The three ROTC battalions on Grounds assembled yesterday at the Amphitheater to honor the nearly 90,000 American servicemen unaccounted for in the last three major wars. The annual 24-hour vigil hosted by the Air Force ROTC battalion and Arnold Air Society culminated with a 21-gun salute.
Friday, Sept. 19, is National POW/MIA Recognition Day.
More than 78,000 of the servicemen who served in World War II remain officially missing in action, as do 8,197 soldiers from the Korean War, according to Defense POW/Missing Personnel Office statistics.
Of the 1,882 servicemen who served in the Vietnam War and remain missing in action, 48 are Virginians, according to statistics released last week by the National League of Families of American Prisoners and those missing in Southeast Asia.
John Gurr served as the vigil's guest speaker. He is a 1959 West Point graduate who served three tours of duty in Vietnam between 1961 and 1971 and now, on occasion, serves as a guest lecturer at the University.
"The heroic legacy of our fighting men and women ... soon will pass to you," Gurr told the assembled cadets. "Be ready."

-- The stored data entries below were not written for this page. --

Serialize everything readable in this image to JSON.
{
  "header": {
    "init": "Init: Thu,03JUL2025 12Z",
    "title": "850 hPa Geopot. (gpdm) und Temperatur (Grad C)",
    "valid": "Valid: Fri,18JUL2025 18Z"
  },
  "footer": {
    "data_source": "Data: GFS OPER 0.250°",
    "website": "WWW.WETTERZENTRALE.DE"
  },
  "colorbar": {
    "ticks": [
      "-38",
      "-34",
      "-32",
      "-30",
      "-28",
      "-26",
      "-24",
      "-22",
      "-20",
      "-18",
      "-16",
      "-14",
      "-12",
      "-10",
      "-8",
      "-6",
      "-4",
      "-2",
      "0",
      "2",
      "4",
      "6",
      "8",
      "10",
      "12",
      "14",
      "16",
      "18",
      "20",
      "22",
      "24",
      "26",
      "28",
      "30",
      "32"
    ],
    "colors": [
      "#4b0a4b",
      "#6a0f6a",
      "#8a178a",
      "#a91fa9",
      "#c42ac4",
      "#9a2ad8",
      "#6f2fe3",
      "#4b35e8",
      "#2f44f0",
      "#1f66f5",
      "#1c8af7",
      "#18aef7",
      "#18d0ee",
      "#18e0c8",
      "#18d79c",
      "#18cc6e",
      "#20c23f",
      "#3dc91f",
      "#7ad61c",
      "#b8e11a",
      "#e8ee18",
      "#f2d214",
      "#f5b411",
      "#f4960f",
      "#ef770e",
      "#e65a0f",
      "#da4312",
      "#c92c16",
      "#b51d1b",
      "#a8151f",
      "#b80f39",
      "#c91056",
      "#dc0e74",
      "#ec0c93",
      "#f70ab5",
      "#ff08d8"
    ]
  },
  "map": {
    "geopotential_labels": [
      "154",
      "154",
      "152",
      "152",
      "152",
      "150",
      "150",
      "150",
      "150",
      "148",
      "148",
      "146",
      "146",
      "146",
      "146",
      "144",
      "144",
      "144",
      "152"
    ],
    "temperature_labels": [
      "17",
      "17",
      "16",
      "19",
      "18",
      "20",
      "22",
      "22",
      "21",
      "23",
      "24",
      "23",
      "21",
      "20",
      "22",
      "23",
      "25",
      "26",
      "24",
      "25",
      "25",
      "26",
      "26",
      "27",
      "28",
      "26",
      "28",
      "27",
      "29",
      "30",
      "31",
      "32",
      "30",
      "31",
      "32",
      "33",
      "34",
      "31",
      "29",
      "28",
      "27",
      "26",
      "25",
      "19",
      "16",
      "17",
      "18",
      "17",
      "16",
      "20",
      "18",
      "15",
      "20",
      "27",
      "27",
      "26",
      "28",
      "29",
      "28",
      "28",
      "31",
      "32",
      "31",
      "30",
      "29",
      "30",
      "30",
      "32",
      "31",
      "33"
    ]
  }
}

In his remarks, Gurr recounted the story of his West Point classmate, Army Capt. Humbert "Rocky" Versace, who was taken captive in Vietnam and encouraged camp resistance to North Vietnamese coercion efforts. After attempting escape four times during his 23 month captivity, he was executed.
Versace was posthumously awarded the Congressional Medal of Honor at a White House ceremony in July 2002, becoming the only Army soldier to receive the distinction for resistance action during captivity.
"These types of sacrifice we honored today allow this University to continue to function in this country," said Colonel John Vrba, head of the University's Air Force ROTC program.
Recovering the remains of soldiers is a high priority for the federal government, according to the U.S. Army.
"We make a promise to a soldier that we will bring them home," said Shari Lawrence, deputy public affairs officer at the Army Personnel Command in Alexandria, Va. "Sometimes it takes years and years to do that."
In 1988, Army archeologists exhumed the bodies of 28 American soldiers killed during the War of 1812 from a gravesite in Canada. Their remains were reburied with full military honors in New York.
"We are the only nation in the world that has a laboratory dedicated to doing this," Lawrence said.
Excavation crews from the U.S. Army Central Identification Laboratory, Hawaii regularly are deployed 360 days annually to the jungles of New Guinea and Cambodia armed with "bio-sketches" of missing servicemen. Each year 30 to 40 samples of remains found and repatriated are sent to the DNA Identification Lab in Rockville, Md.
"It's important to remember history, to remember events in the past that may affect our future," said second-year College student and ceremony onlooker Amy Platte, whose grandfather was a prisoner of war during World War II.